Page MenuHomePhabricator

cr1-eqsin faulty interfaces
Closed, ResolvedPublic


The 4 onboard interfaces on cr1-eqsin (MX104) started to fail shortly after seeing (little) traffic.
This is not a blocker for the initial setup of the site, but is a blocker for sending users to that site.

A case has been opened with Juniper and after extensive troubleshooting they concluded that the midplane (aka, the whole box except linecards, REs and PSUs) needed to be replaced.

Their logistics departments gave us a 2 weeks ETA on Feb. 12th (so Feb. 26th).
I emailed them on Feb. 15th and Feb 19th for an update, with no replies.

Called their support today, they told me it was still with their planing team (aka. no replacement available yet), not possible to talk to that planning team, but one of their supervisors should call me back shortly.

Once we have a tracking#, I'll open a inbound shipping and remote hands task for Equinix to proceed with the replacement.

Instruction should be relatively easy:

  1. Save the output of show interfaces descriptions and show chassis hardware
  2. Downtime monitoring
  3. Label cables (or write down their labels/ports) as well as modules
  4. Power off the box
  5. remove the modules
    1. Replace the REs
    2. Replace the MICs
    3. Replace the Transceivers
    4. Replace the AC Power Supply
  6. Swap the faulty box with the new unit
  7. Re-insert the modules in the same slots and re-cable
  8. Power on the box
  9. Verify good health, matching output with: show interfaces descriptions and show chassis hardware, monitoring, etc.
  10. Re-label the box cr1-eqsin
  11. Re-use the shipping box and included shipping label to send the faulty box to Juniper

Event Timeline

Restricted Application added a subscriber: Aklapper. · View Herald Transcript

Most recent update was:

We are pushing the delivery by next week if there everything is smooth and no customs clearance issue.

Send on the 24th.

Still asking for a more accurate ETA.

Unit shipped with
Supposed to arrive in Singapore on the 1st, and clear custom 2 days later, for a final ETA of 03-Mar-2018 20:25:00 SGT.
As this is a Saturday 8pm, the most likely ETA at SG3 is Monday the 5th.

Inbound shipping ticket opened with Equinix SG3
Smart hands task added to the batch (not submitted yet).

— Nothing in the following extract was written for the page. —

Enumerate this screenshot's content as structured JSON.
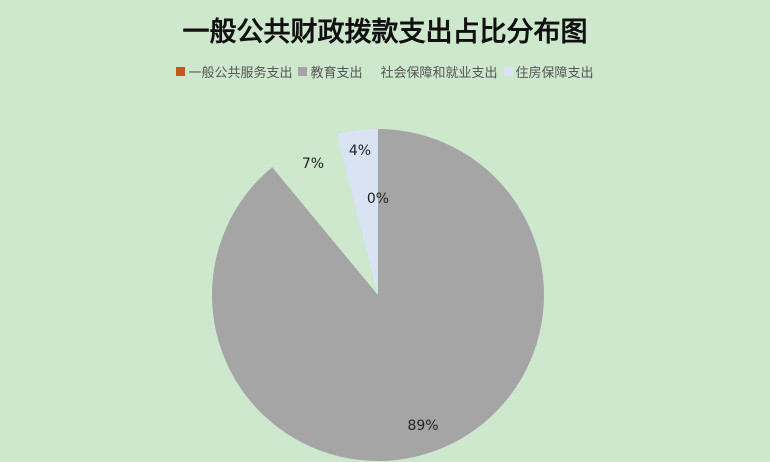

The shipping company has updated: 05-Mar-2018 18:34:00 SGT Proof of Delivery Rcvd

Mentioned in SAL (#wikimedia-operations) [2018-03-06T04:29:08Z] <bblack> eqsin router maintenance starting soon-ish. all of eqsin will be offline and isn't in production service to begin with. We've tried to downtime all the things, but don't be shocked at spurious alerts! - T187807

Unit replaced by Papaul, all interfaces are up! No alarms.